New Jersey to bolster online gambling by reassuring banks, killing competition

new-jersey-no-competitionNew Jersey is taking steps to bolster its struggling interstate online gambling market, which alarmed many onlookers by posting its first monthly revenue decline in April. The first proposal seeks to resolve the ongoing difficulties players have experienced in convincing major banks and credit cards to process transactions with New Jersey-licensed online gambling sites. The Division of Gaming Enforcement (DGE) says MasterCard has approved 73% of online gambling transactions since the market launched in November, while Visa’s rate is a dismal 44% and Amex declines all such transactions.

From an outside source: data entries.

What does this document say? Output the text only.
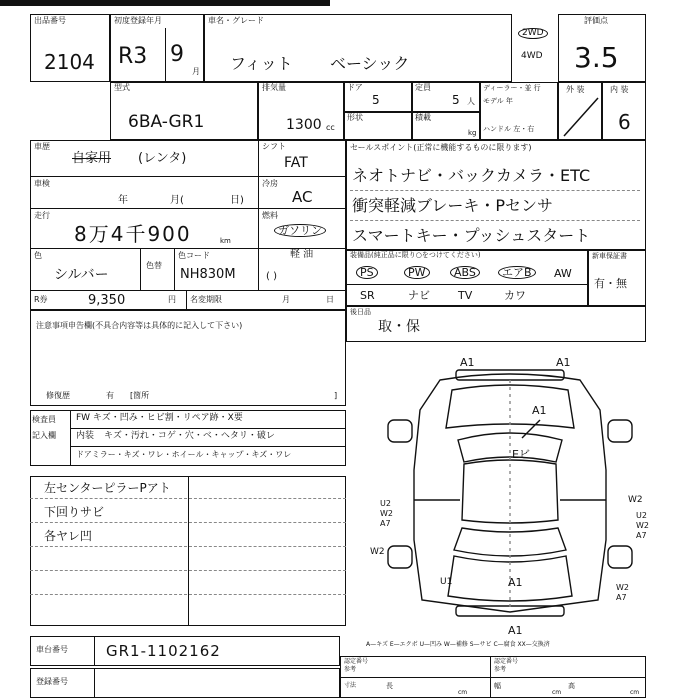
出品番号
2104
初度登録年月
R3 9
月
車名・グレード
フィット ベーシック
2WD
4WD
評価点
3.5
型式
6BA-GR1
排気量
1300 cc
ドア
5
定員
5 人
ディーラー・並 行
モデル 年
ハンドル 左・右
形状	積載
kg
外 装	内 装
6
車歴
自家用 (レンタ)
シフト
FAT
車検
年	月(	日)
冷房
AC
走行
8万4千900	km
燃料
ガソリン
軽 油
( )
色
シルバー
色替
色コード
NH830M
R券	9,350	円 名変期限	月	日
セールスポイント(正常に機能するものに限ります)
ネオトナビ・バックカメラ・ETC
衝突軽減ブレーキ・Pセンサ
スマートキー・プッシュスタート
装備品(純正品に限り○をつけてください)
PS	PW	ABS	エアB	AW
SR	ナビ	TV	カワ
新車保証書
有・無
後日品
取・保
注意事項申告欄(不具合内容等は具体的に記入して下さい)
修復歴	有 [箇所	]
検査員
記入欄
FW キズ・凹み・ヒビ割・リペア跡・X要
内装 キズ・汚れ・コゲ・穴・ベ・ヘタリ・破レ
ドアミラー・キズ・ワレ・ホイール・キャップ・キズ・ワレ
左センターピラーPアト
下回りサビ
各ヤレ凹
A1	A1
A1
A1
A1
Eビ
U2
W2
A7
W2
W2
U2
W2
A7
U1
W2
A7
A1
A—キズ E—エクボ U—凹み W—補修 S—サビ C—腐食 XX—交換済
車台番号	GR1-1102162
登録番号
認定番号
参考
認定番号
参考
寸法	長
cm
幅
cm
高
cm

Speaking at the East Coast Gaming Congress (ECGC) on Tuesday, state Sen. James Whelan said he hopes to steer a new bill through the New Jersey legislature that would require all payment processors doing business with state-licensed online gambling sites to obtain a casino service industry license from the DGE. At present, processors are only required to obtain ancillary licenses, which involve significantly less anal probing by regulators. Whelan believes this higher regulatory hurdle will give big banks “a little more assurance” that the transactions they’re being asked to authorize are on the up-and-up.

The other plank of New Jersey’s plan to boost its online revenue expectations is to reduce out-of-state competition. On Monday, online gambling affiliate Gambling911 reported that the New Jersey attorney general’s office had sent letters to half a dozen other affiliates ‘requesting’ that they remove any links on their sites to online gambling operators not currently licensed by the DGE. Failure to act on this request could result in New Jersey pursuing “appropriate civil or criminal sanctions” against the affiliates.

According to G911, some of the targeted affiliates are currently authorized by the state to steer customers to New Jersey-licensed online gambling sites. DGE spokeswoman Kerry Langan told OnlinePokerReport that the appearance on these affiliates’ sites of state-licensed operators alongside internationally-licensed operators “may lend the appearance” that the state condones all their operations. G911 claimed that many longstanding affiliates might be unable to edit out offending links from archived pages. Furthermore, many affiliates serve global audiences that aren’t subject to the same US restrictions. Bottom line, these affiliates have some thinking to do.